Mais il n’est pas question pour autant qu’elle se limite à éprouver des faits. Certains commentateurs ont parfois tendance à résumer le positivisme à un empirisme qui ne vise qu’à constater des faits alors que la science, selon Auguste Comte, doit avoir l’ambition de les prévoir, voire de les provoquer. Ce passage a donc pour ambition de définir vraiment l’esprit scientifique, c’est-à-dire de le situer par opposition à deux extrêmes entre lesquels quelque chose de son authentique domaine d’application se dessine. Ce qui caractérise cet esprit est, selon Comte, l’activisme. L’essentiel est en effet que l’homme ne se laisse dicter le contenu de ces théories ni par sa croyance à des principes supérieurs dont la puissance le dépasserait, ni par des faits ponctuels dont il s’agirait simplement de noter l’émergence. En d’autres termes, la science, attentive aux faits, ne doit surtout pas s’y arrêter. L’expérimentation n’a pas pour fonction de comprendre passivement l’efficience d’un déterminisme (rapport de cause à effet) naturel donné mais d’en imposer un nouveau. Il n’est plus question pour elle de savoir ce que le monde « est » mais de créer les conditions favorables à ce que l’homme s’y développe, y accomplisse son plein épanouissement. C’est en ce sens que le positivisme peut donc se concevoir à partir de cette phrase de Descartes:  "on peut trouver une philosophie pratique, par laquelle connaissant la force et les actions du feu, de l'eau, de l'air, des astres, des cieux et de tous les autres corps qui nous environnent, aussi distinctement que nous connaissons les divers métiers de nos artisans, nous les pourrions employer en même façon à tous les usages auxquels ils sont propres et ainsi nous rendre comme maîtres et possesseurs de la nature » , le « comme » en moins.

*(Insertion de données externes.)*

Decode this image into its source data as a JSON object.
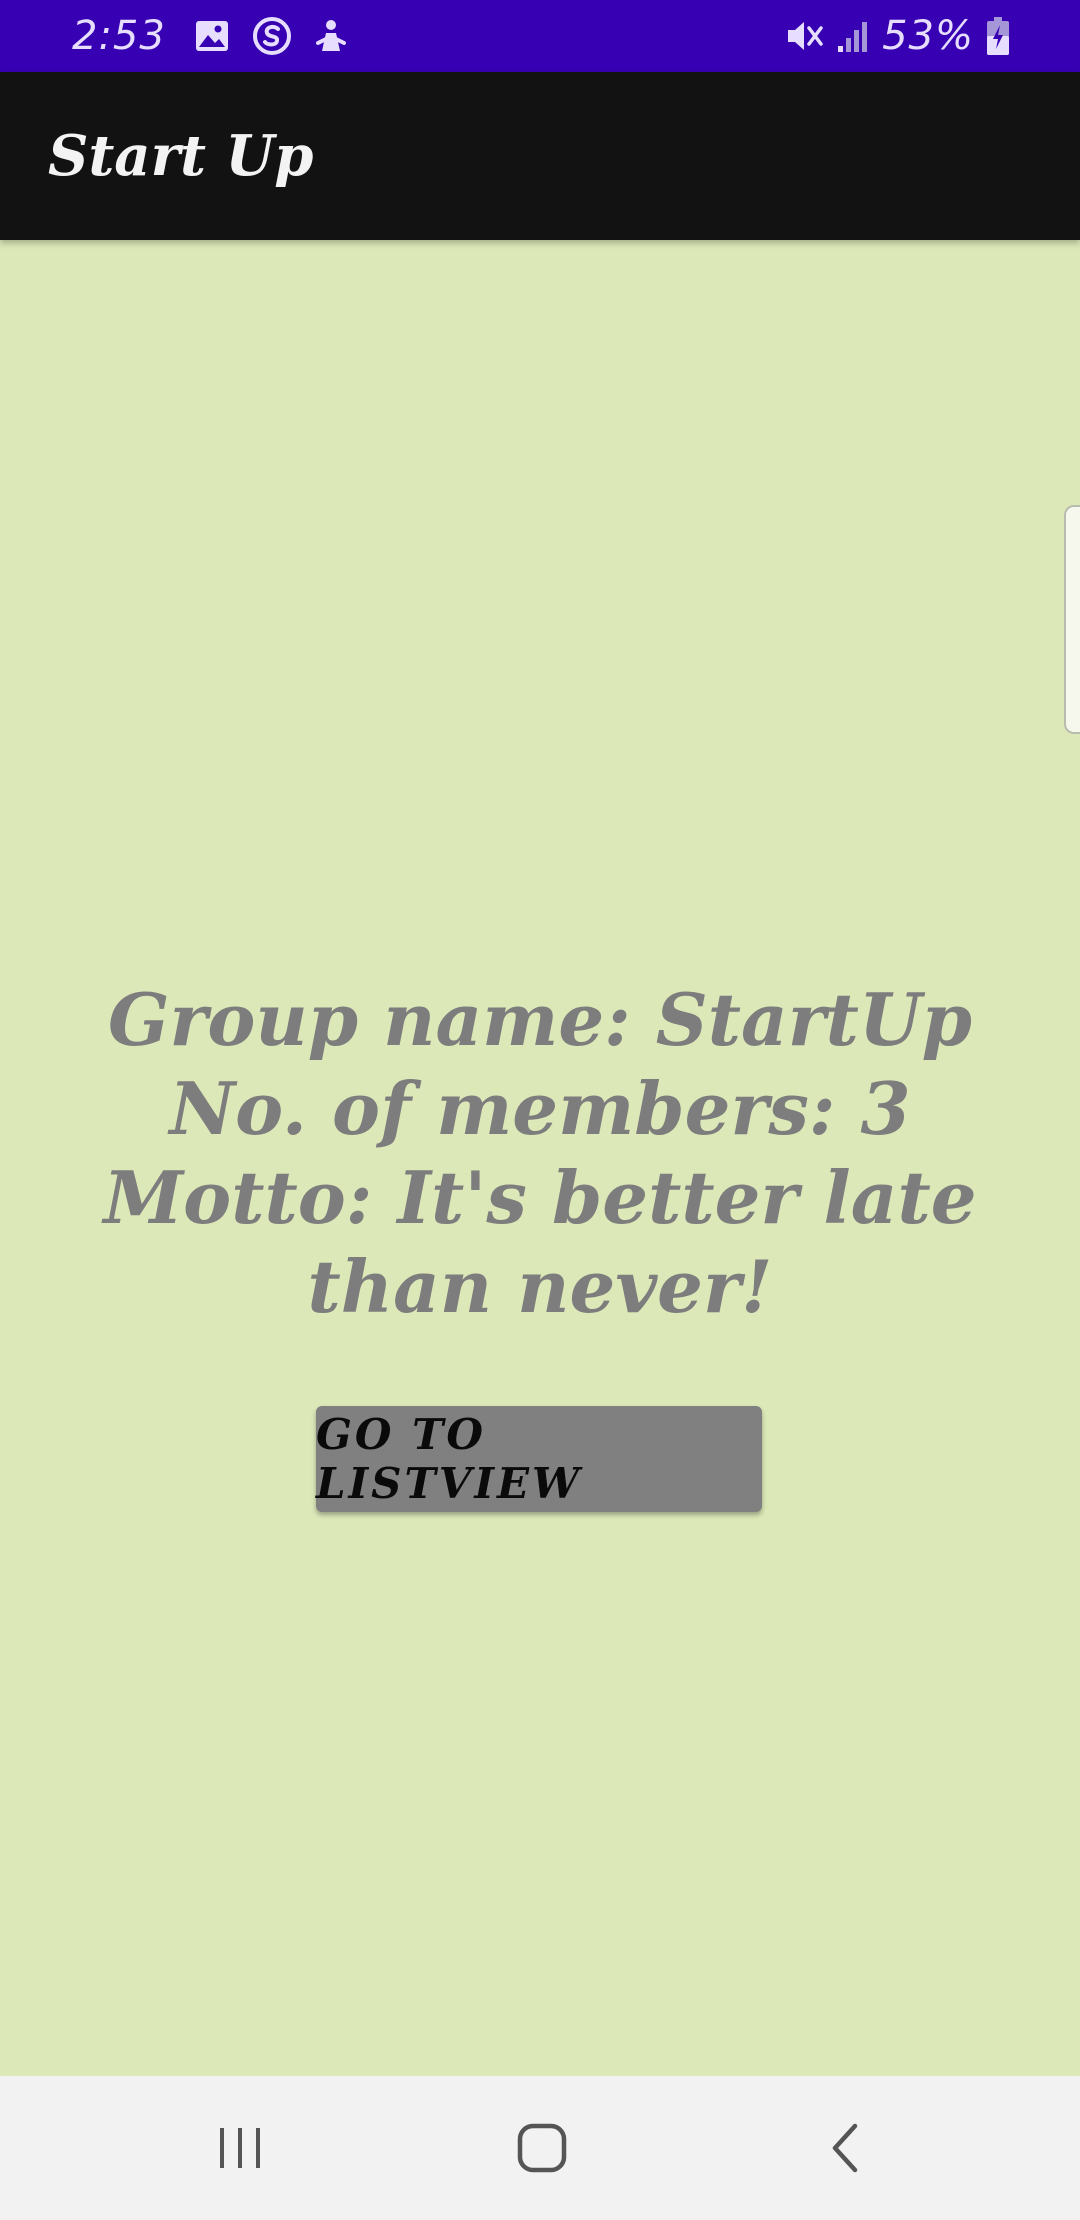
{
  "status_bar": {
    "time": "2:53",
    "battery_percent": "53%",
    "icons_left": [
      "gallery-icon",
      "s-icon",
      "notification-icon"
    ],
    "icons_right": [
      "mute-icon",
      "signal-icon",
      "battery-icon"
    ],
    "background_color": "#3700b3"
  },
  "app_bar": {
    "title": "Start Up",
    "background_color": "#121212"
  },
  "main": {
    "background_color": "#dce8b8",
    "group_name_line": "Group name: StartUp",
    "members_line": "No. of members: 3",
    "motto_line": "Motto: It's better late than never!",
    "button_label": "GO TO LISTVIEW"
  },
  "nav_bar": {
    "buttons": [
      "recent-apps-icon",
      "home-icon",
      "back-icon"
    ]
  }
}
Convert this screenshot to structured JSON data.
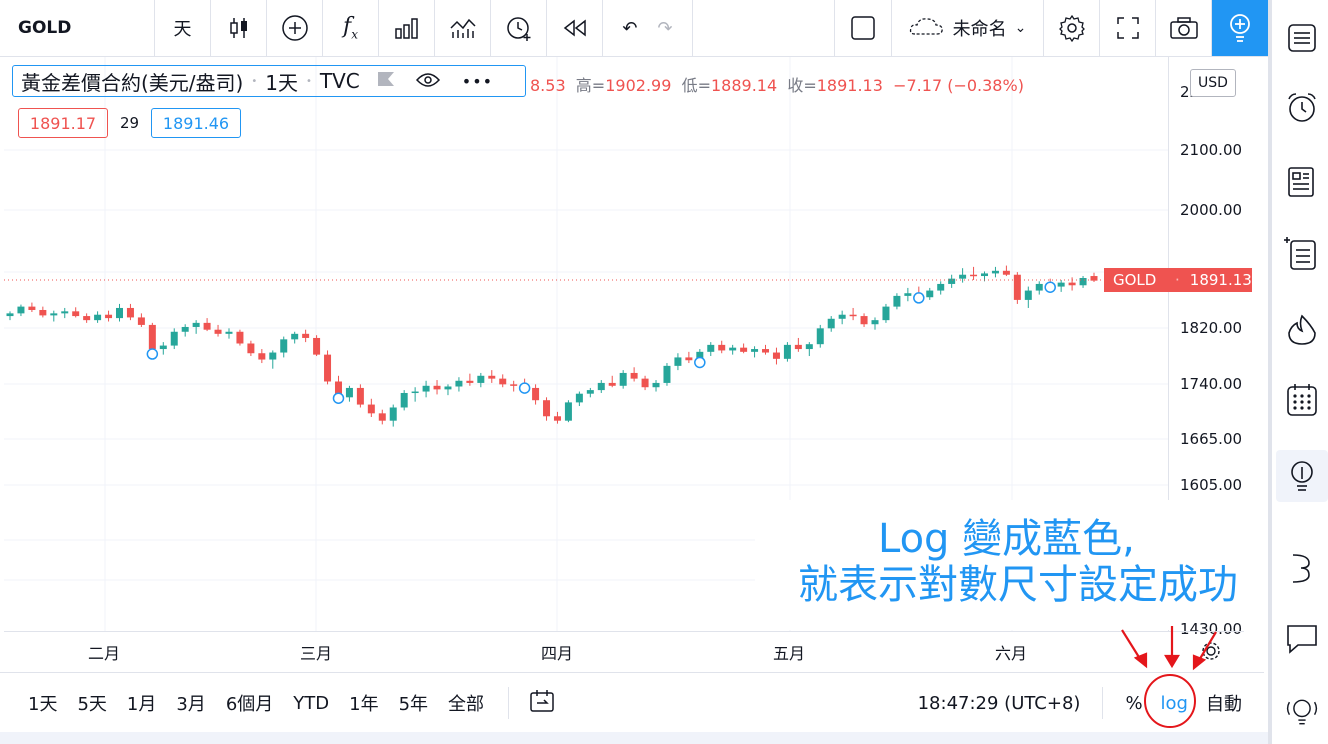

Le mouvement du texte consiste finalement à suivre logiquement le détail de toute la chaîne d’implication contenue dans le mot « loi ». Si c’est bien de lois qu’il est question dans la science, alors les faits ne sauraient valoir qu’à titre de simples révélateurs de relations. Ce qu’il s’agit de comprendre c’est la logique d’un dynamisme (destination). Plus on peut se dispenser d’observation, plus on se situe dans le mouvement scientifique de généralisation d’une constante. C’est justement lorsque l’on parvient à discerner dans la masse compacte des faits la souplesse d’implication d’un enchaînement de propriétés, de réactivité à des données isolables et applicables à d’autres faits que l’on est sur la piste d’une constante généralisable. Ce ne sont pas les lois qui sont prétextes à l’observation des faits, c’est au contraire l’observation des faits qui est pur prétexte à l’édification de lois. Plus on peut se passer des faits, plus on se situe dans ce dépassement des phénomènes par les lois en quoi consiste la science. Ce qui se détache ainsi, c’est l’apport d’une spéculation « nécessaire » par opposition à une spéculation érudite inutile. Il n’est d’aucun intérêt de répertorier des éléments d’observation si on ne les investit pas de ce mouvement qu’est la recherche d’une implication systématisée vers des conclusions. On voit ainsi peu à peu se dessiner les éléments de la chaîne d’implication construite par Auguste Comte: qui dit loi dit généralisation, ce qui permet la prévision laquelle consiste bien dans une spéculation mais cette nature spéculative de la loi scientifique n’en est pas moins concrète en ceci qu’elle est « interventionniste », susceptible de se convertir en réalité. S’éloigner des faits par la dynamique spéculative d’une recherche de lois constantes est le seul moyen d’être un vrai scientifique, c’est-à-dire un producteur de faits, un « contremaître de la création » (Claude Bernard).